LeBell had similar experiences in Amarillo, Texas, where he wrestled professionally and took on challengers from the audience in mixed-style fights. The promotion, which paid locals $100 and out-of-towners $50, pulled competitors from a local army base and the dusty city's barroom tough-guy crowd.

When he stepped into the ring with Savage, it didn't take long to get into the flow of the fight. LeBell felt Savage's power to his body when one punch somehow broke the judo man's new belt -- the same kind he used to tow broken-down motorcycles.

"I've never had 'em stretch or break on me, but when this guy hit me it broke right in half," LeBell said. "This guy hit pretty hard. You could do it a 1,000 times, I don't think he could do it again. He just hit me right."

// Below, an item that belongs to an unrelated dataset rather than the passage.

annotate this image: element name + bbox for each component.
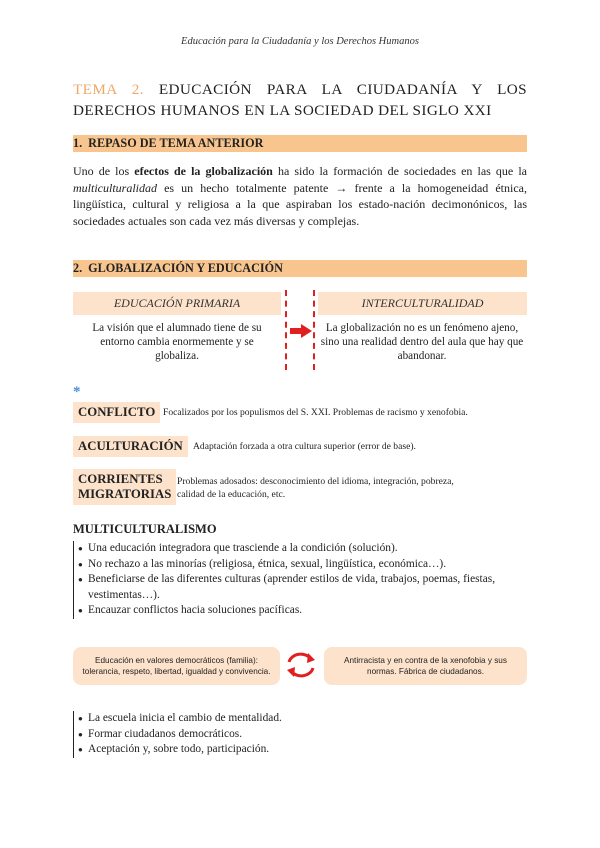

They kept their distance, Savage understandably tentative to go after LeBell and LeBell understandably unwilling to trade with the boxer. The few times the pair locked up in the clinch, LeBell managed to throw Savage to the floor even though "he had grease all over his body where you couldn't grab," LeBell alleged.

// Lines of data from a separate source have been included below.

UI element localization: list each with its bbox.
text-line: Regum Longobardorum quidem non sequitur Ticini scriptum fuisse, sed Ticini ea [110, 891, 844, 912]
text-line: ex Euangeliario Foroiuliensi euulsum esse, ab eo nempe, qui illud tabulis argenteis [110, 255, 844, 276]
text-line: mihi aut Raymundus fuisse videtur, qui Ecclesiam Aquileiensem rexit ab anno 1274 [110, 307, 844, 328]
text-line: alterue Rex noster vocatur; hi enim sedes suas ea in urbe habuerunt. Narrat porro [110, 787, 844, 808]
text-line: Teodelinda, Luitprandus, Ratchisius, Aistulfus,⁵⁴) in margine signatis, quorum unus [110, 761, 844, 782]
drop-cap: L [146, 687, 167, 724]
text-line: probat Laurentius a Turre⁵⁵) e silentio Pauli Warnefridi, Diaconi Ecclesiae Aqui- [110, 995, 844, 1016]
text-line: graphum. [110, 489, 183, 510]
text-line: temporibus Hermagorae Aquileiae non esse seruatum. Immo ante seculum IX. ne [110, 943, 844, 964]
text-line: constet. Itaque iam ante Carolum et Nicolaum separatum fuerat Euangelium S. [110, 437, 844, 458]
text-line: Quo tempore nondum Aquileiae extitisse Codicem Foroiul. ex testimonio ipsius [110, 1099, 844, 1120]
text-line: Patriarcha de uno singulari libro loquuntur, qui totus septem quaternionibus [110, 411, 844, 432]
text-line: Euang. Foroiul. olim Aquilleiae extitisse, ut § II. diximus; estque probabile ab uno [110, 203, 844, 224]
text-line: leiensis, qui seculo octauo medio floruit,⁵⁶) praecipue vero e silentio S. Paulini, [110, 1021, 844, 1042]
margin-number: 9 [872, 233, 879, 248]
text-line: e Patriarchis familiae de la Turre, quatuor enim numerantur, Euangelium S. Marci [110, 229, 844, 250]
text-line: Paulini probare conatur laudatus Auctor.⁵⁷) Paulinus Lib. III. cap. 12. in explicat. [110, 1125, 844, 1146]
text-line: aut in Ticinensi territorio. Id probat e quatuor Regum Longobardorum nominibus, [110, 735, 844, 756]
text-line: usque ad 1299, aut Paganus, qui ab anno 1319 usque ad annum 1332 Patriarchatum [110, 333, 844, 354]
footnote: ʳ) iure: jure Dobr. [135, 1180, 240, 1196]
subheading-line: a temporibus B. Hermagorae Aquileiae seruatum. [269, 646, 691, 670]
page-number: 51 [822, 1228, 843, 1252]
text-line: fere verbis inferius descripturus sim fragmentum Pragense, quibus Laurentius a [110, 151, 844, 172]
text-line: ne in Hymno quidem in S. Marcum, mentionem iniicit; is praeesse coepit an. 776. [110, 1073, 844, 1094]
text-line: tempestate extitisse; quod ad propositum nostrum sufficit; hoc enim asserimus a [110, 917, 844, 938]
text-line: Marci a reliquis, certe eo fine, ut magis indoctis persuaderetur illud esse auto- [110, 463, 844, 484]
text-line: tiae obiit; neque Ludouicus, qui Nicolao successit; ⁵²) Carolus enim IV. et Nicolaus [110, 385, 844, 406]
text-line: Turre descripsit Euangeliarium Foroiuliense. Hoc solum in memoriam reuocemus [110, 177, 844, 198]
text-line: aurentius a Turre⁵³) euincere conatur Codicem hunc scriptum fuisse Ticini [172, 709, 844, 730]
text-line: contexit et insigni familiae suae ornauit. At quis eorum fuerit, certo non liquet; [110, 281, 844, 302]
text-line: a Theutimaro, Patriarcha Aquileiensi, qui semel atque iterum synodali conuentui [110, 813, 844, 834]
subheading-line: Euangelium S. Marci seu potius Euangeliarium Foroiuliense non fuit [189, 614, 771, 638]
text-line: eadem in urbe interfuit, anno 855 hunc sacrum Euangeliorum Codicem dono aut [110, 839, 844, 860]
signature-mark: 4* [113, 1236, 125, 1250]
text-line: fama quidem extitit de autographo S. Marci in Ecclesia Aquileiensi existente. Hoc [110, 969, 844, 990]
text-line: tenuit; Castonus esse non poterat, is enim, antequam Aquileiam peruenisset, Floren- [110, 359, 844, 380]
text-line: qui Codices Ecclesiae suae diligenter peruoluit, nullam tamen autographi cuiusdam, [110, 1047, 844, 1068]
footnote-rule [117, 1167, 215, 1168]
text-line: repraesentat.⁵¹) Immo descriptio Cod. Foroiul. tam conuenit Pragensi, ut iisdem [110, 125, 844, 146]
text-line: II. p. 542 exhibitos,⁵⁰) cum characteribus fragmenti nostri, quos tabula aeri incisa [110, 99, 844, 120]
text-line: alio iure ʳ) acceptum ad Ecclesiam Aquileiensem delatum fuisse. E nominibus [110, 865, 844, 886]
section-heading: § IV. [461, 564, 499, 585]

In the fourth round, LeBell tossed Savage to his back and soon had control of the boxer from behind, locking in a choke and making good on his promise from the night before, when, in promotion of the event, LeBell unmercifully strangled a sportscaster on air and dropped him to the floor. The referee, a local doctor, didn't know how to react as Savage lay on the mat, out cold, for what reports at the time suggested was nearly 20 minutes. Eventually, LeBell's teacher came into the ring to revive the boxer. By that time, the arena was angry and chairs and cushions started to fly.

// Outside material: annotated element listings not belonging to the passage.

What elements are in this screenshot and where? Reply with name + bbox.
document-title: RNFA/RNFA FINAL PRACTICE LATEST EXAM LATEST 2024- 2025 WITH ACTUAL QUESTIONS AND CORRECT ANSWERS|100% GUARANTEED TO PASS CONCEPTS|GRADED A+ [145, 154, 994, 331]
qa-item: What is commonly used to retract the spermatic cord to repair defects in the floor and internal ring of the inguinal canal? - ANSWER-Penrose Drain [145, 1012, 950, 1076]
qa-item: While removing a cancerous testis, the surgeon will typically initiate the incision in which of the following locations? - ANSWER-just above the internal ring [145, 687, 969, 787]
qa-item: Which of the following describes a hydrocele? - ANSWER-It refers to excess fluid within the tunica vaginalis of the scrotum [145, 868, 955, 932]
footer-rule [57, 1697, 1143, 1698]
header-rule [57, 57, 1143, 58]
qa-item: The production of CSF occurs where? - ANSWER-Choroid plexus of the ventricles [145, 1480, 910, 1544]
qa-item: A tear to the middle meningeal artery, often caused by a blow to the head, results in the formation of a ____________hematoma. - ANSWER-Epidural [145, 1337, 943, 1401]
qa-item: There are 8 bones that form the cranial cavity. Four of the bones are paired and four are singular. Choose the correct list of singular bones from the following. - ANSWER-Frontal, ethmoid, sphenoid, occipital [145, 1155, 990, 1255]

"When I stepped out of the ring, one guy tried to stab me," LeBell said. "I half-parried it and got by him. I kept on going but it went through me. It was a pretty big knife."

Emotions aren't expected to reach that sort of fevered pitch when Toney (72-6-3 in boxing, 0-0 in MMA) meets Couture (18-10). Both men say they're representing themselves more than their respective sports, but it's unlikely many observers will feel the same.

"I don't know a mixed martial artist out there that isn't training in some form of boxing at some time during their training cycle," Couture said. "I don't know why there has to be the animosity between boxers and MMA. I don't think it needs to be there. We both have mutual respect for our respective sports."

Yet some people, like Jim Beck, will continue to debate which is superior. Which is more pure.

"Well, if you ask me, cause I done 'em both, it's the combination," LeBell said. "If you're a boxer, you better know how to sprawl if someone comes in to tackle you. If you're a wrestler, you better know how to bob or weave or block or move around so he doesn't hit you."